MILAN, Feb 27 (Reuters) - Italian cable maker Prysmian reported a 3.1 percent rise in 2017 core earnings on Tuesday, broadly meeting its target for a year which ended with a deal to buy U.S. rival General Cable.
Gains in energy projects and the telecoms sector helped the world’s largest cable maker post adjusted earnings before interest, tax depreciation and amortisation (EBITDA) of 733 million euros ($897 million), but foreign exchange weighed.
Prysmian had targeted adjusted EBITDA of 710-750 million euros, but Chief Executive Valerio Battista said in November that reaching the middle of that range would be difficult.
“Without the forex effect we would have been near to the max,” Battista said on a conference call on Tuesday.
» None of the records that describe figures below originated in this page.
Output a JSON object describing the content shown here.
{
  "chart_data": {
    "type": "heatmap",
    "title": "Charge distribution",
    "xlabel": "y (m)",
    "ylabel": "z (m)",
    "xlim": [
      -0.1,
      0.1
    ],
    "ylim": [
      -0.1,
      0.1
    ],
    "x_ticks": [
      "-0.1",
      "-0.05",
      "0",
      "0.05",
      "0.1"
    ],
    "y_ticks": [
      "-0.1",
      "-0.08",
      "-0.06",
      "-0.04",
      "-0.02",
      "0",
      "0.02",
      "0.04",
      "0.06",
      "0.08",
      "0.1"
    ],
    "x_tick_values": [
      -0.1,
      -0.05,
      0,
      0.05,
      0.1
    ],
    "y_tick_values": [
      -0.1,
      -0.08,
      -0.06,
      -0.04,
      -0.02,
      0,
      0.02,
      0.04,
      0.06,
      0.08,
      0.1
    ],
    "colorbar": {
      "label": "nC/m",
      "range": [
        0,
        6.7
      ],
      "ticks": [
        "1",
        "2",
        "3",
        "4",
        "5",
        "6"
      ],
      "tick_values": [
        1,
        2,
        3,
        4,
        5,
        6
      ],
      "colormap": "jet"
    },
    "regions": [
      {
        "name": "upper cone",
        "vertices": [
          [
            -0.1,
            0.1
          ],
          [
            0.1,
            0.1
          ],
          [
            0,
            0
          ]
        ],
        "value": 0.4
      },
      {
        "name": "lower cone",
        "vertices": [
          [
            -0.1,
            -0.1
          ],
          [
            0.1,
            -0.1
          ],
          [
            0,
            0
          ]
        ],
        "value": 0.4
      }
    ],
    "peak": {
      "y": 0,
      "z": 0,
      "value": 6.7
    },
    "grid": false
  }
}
A consensus of 17 analyst estimates, provided by the company, had pointed to adjusted EBITDA of 737 million euros.
Foreign exchange fluctuations will likely reduce 2018 core earnings by 20 million euros, Chief Financial Officer Francesco Facchini said on a conference call.
As European governments push to roll out high-speed broadband links, Prysmian is increasingly investing in developing cables and accessories for voice, video and data transmission, to cash in on fast growth in the sector and a shift towards 5G networks.
Sales of telecom cables and systems reached 1.258 billion euros, representing organic growth of 5.3 percent over 2016.
“Telecom is really the racehorse today,” Battista said.
The General Cable deal will create a group with combined sales of more than 11 billion euros, but Prysmian is looking around for more acquisitions.
Battista has said the group is looking at three targets, one in Asia, one in North America, and one described only as having a worldwide presence, but kept investors guessing on exactly what it wants to buy.
Despite paying a chunky premium for General Cable, Prysmian plans to pay cash for its Kentucky-based rival, then launch a rights issue to give it capital for other purchases.
It aims to raise up to 500 million euros through the rights issue, which is scheduled to be carried out by the end of July 2019. Shareholders will be called to a meeting to approve the deal on April 12.
Revenue for the full year hit 7.901 billion euros, representing a 0.1 percent fall from the previous year in organic terms, but beating the 7.797 billion euro consensus estimate provided by the company.